Transformational Impact of Love and Relationships

Comment by David Brooks in a conversation with E. J. Dionne and Krista Tippet for On Being held at Graham Chapel at Washington University sponsored by the Danforth Center on Religion and Politics posted October 20, 2016

In D.C., I have two friends named Kathy and David, and they had a kid who went to a public school, and that kid had a friend who had no real home. His dad had split, mom had drug and health problems. So they said to the kid, “Come over. Stay with us. You can live with us. Eat if you need. Go to school.” And then that kid had a friend in the same circumstance, and that kid had a friend.

If you go to them — their house — and I do every Thursday and hopefully on Mondays — there’s 10, 15, 25 kids there 18 to 22 just getting some food. Last week, a young woman came and said she was 21. This was the first time she’d been around a dinner table since she was 11. And I took my daughter once, and she said, “This is the warmest home I’ve ever been in.” They call Kathy and David Mom and Dad, and there’s just a warmth and embrace.

What we give them — we, as adults, give them the gift of being their audience. So there’s a kid named Ed who would read from his flip phone poetry he’d written. There’s a woman named Kasari who would sing like a New Orleans jazz singer. And you just receive them, and they define themselves in front of you.

And what they gave to us was a complete intolerance for social distance. So when I meet most of you, I shake hands, and there’s a little distance there because we don’t really know each other. But the first time I walked into their house, I reached my hand out to one of the kids, and he said, “We don’t shake hands here. We hug.” And so — big hugs and you’re just physically draped around each other.

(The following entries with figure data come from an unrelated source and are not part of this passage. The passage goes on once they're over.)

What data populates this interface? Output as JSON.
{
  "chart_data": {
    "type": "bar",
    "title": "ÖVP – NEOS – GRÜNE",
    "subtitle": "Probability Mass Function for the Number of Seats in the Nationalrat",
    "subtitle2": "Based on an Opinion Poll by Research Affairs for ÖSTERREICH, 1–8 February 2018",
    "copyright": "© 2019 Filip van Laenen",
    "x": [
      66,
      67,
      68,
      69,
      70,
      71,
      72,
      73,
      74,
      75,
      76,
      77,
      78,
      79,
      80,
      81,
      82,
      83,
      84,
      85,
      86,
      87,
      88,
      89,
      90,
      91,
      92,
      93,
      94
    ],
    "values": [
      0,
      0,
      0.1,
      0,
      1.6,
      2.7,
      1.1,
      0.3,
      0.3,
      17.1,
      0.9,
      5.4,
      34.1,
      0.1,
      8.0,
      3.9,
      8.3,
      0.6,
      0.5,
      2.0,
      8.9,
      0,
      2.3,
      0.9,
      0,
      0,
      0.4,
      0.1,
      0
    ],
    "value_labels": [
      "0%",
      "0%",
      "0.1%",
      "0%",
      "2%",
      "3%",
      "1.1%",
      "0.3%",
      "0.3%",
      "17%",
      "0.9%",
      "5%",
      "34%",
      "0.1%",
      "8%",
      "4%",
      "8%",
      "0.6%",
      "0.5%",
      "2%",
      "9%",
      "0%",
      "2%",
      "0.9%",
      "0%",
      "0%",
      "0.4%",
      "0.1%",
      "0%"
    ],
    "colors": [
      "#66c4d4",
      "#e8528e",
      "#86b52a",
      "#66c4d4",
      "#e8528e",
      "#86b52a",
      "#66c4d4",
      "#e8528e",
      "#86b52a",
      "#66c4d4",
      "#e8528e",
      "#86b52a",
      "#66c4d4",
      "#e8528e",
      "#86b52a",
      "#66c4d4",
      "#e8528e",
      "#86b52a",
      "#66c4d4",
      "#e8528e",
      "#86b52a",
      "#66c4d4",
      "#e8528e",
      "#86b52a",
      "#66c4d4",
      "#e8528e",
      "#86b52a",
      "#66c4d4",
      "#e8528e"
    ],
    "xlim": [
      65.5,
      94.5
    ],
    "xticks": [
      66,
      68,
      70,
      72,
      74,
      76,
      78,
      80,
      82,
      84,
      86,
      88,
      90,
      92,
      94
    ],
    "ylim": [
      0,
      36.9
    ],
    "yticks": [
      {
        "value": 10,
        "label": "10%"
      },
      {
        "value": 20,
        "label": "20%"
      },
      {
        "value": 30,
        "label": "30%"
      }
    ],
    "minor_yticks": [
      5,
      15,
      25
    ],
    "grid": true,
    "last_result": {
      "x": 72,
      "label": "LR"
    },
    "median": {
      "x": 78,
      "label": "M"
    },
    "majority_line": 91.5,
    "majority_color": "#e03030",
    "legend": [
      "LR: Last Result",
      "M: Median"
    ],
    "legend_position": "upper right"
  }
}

We were in a forum, and I quoted this guy, Bill Milliken, who happened to be in the audience last time Krista and I were together, and he’s been working on youth issues for 50 years. And he said, “I’m often asked in 50 years of doing this, what programs work to turn around lives?” And he said, “I’ve done this 50 years. I’ve never seen a program turn around a life. I see relationships turn around lives, and I see love turn around lives.”